Il periodo di Carnevale si avvicina e con esso, anche le tante amate tradizioni dolciarie legate a questo momento di festa. Insieme alle “Castagnole“, le cosiddette “Chiacchiere“, rappresentano il dolce tipico per eccellenza. Vediamo di capire intanto di cosa stiamo parlando.

Per molti le chiacchiere, rappresentano un dolce tipico, legato al periodo dell’infanzia. Tantissime persone associano infatti questa ricetta, alle nonne o alle mamme, che proprio durante il periodo di preparazione del Carnevale, erano solite mettersi in cucina e deliziarci con questa sfoglia friabile e croccante, principalmente come vuole la tradizione, “rigorosamente” fritta in olio bollente, gonfia e piena di bolle, leggera al palato e croccante ad ogni morso, cosparsa da una bella manciata di zucchero a velo.

Come ogni ricetta, nel tempo si sono tramandate alcune piccole varianti, che riguardano principalmente la scelta degli aromi. Esse richiedono una preparazione di circa trenta minuti, con un aggiunta di una quindicina di minuti, riguardante la cottura.

Ricetta e nomi maggiormente usati per identificare il dolce tipico di Carnevale

Gli ingredienti sono molto semplici, come del resto è semplice questo dolce. La base è ottenuta da un impasto di farina, uova, burro e zucchero, alla quale va aggiunta una componente alcolica, che può essere: marsala, brandy, grappa, sambuca o acquavite. Una volta ottenuto il composto, l’impasto viene disteso e tagliato a strisce, per poi essere fritto in olio molto caldo ed essere spolverato con dello zucchero a velo.

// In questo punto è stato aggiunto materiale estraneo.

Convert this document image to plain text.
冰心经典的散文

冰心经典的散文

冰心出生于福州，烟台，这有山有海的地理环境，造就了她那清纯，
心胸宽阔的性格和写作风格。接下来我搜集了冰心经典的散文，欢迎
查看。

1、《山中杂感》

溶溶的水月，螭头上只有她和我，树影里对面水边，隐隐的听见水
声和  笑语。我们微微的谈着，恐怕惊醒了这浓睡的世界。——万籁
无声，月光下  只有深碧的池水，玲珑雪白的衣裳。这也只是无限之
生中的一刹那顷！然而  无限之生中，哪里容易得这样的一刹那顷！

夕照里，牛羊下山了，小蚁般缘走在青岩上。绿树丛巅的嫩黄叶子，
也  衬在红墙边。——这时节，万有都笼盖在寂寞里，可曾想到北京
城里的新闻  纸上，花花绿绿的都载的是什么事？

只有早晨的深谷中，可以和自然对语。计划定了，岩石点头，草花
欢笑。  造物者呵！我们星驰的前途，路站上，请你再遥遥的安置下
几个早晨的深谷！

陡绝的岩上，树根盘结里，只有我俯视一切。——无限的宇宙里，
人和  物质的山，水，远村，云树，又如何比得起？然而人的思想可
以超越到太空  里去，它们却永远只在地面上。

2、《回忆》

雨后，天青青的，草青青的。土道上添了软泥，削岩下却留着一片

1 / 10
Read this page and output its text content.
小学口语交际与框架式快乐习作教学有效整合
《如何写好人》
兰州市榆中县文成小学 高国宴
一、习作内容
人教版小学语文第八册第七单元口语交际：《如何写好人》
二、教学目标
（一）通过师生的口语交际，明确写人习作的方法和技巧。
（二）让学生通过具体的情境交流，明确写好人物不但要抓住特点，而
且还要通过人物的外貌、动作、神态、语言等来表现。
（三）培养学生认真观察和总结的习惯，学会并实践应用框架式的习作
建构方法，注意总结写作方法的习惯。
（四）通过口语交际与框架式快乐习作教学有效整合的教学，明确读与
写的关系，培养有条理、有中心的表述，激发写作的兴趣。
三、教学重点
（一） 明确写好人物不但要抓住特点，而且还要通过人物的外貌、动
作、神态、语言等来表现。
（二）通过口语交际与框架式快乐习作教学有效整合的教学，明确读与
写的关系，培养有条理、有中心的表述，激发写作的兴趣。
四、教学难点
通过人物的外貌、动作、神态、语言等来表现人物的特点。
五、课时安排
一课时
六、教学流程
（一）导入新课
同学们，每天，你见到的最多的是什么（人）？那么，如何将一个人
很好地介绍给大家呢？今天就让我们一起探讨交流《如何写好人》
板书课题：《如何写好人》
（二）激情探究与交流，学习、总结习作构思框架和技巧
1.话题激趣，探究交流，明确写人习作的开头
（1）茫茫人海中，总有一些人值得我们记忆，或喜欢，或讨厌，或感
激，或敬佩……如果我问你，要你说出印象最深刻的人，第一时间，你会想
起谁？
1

Da qualche anno a questa parte, viene spesso adottata la variante al forno, sicuramente più leggera e in alcuni casi, è possibile trovare le chiacchiere, cosparse oltre che con lo zucchero a velo, anche con cioccolato fondente o miele. Come concerne per tantissime altre cose, posto che vai, nome che trovi. Eh si, perché in base alla regione, questo dolce può assume diverse denominazioni.

Quella più comune, maggiormente adottata è sicuramente quella di “Chiacchiere“, nome usato maggiormente nelle regioni dell’ Umbria, Sicilia, Basilicata, Molise e Calabria. La denominazione “Bugie“, viene invece usata, nelle regioni della Liguria e del Piemonte, “Cioffe” in Abruzzo, “Cresciole” nel Pesarese, “Cróstoli” nel Vicentino, Friuli Venezia Giulia, Trentino Alto Adige, “Frappe” in alcune zone delle Marche, dell’Emilia e del Lazio, in particolare nella zona Latina, o ancora, “fiocchetti” nella zona della Romagna costiera e Montefeltro.

Insomma, le varianti dei nomi usati sono veramente tantissime e sebbene non in tutti i posti o regioni, questo dolce venga identificato in maniera uguale, sicuramente la sostanza non cambia, rimanendo invariata e buonissima.